L’italiano, una lingua amata e da amare

Era il 27 dicembre 2017: il ministero dell’Università e della Ricerca scientifica pubblica un bando per il finanziamento dei progetti di interesse nazionale. Gli interessati devono compilare l’istanza di partecipazione in lingua inglese. Scoppiano le proteste e Claudio Marazzini, presidente dell’Accademia della Crusca, dichiara indignato che «abolire l’italiano in una domanda rivolta alla pubblica amministrazione è autolesionista e suicida». Fra l’altro, già nel 2006 la Crusca aveva fatto pressioni sulla Camera perché facesse inserire la tutela della lingua nella Costituzione come parte integrante del patrimonio culturale.

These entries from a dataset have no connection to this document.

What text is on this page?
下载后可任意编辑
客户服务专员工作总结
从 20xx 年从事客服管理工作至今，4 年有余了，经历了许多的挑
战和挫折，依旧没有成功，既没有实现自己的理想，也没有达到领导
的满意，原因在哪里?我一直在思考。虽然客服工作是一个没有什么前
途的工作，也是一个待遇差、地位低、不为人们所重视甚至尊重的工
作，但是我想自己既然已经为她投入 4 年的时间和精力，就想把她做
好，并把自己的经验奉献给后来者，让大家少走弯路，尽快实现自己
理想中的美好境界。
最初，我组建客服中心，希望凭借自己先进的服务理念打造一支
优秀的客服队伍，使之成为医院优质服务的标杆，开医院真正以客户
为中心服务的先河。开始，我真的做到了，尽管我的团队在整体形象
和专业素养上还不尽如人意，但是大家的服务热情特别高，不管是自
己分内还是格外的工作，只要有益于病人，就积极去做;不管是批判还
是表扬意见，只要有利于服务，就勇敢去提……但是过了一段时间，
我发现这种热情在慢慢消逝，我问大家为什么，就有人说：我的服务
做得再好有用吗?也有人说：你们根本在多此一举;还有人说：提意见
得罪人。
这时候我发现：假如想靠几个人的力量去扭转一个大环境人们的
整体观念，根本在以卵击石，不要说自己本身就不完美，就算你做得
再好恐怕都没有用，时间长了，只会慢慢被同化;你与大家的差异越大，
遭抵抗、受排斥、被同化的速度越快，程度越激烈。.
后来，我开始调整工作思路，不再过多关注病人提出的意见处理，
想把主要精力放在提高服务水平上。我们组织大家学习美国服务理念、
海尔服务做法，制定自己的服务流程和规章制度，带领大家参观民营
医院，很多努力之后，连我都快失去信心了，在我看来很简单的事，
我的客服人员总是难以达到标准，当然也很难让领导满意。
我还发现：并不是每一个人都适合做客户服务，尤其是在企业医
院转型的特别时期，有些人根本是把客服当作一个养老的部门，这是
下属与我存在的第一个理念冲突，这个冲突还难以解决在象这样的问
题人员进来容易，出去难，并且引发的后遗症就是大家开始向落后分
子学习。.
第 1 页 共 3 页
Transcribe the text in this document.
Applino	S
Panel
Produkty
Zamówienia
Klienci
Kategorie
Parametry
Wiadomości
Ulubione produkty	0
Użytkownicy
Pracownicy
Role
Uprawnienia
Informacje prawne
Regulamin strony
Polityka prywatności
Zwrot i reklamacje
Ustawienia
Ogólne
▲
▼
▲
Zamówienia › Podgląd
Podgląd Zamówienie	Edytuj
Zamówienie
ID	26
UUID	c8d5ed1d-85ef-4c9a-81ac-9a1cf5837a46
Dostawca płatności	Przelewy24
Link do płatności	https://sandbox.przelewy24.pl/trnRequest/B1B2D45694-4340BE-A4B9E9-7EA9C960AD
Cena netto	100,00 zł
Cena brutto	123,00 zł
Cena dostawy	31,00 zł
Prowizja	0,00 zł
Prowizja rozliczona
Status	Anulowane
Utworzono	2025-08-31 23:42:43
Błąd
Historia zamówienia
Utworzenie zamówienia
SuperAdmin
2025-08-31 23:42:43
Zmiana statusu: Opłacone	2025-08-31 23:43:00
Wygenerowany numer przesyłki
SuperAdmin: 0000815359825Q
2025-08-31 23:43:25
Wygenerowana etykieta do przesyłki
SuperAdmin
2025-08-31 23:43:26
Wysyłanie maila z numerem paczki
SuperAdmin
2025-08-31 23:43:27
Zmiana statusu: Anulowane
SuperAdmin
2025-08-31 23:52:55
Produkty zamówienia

Ci sono voluti prima il Parlamento (1999) e poi la Consulta (2017) a stabilire che “l’italiano è la lingua ufficiale della Repubblica italiana” e che “la centralità costituzionalmente necessaria della lingua italiana si coglie particolarmente nella scuola e nelle università”. Però nelle scuole secondarie e nelle università l’inglese, che è una lingua veicolare, continua a dilagare, producendo un peggioramento nell’uso dell’italiano.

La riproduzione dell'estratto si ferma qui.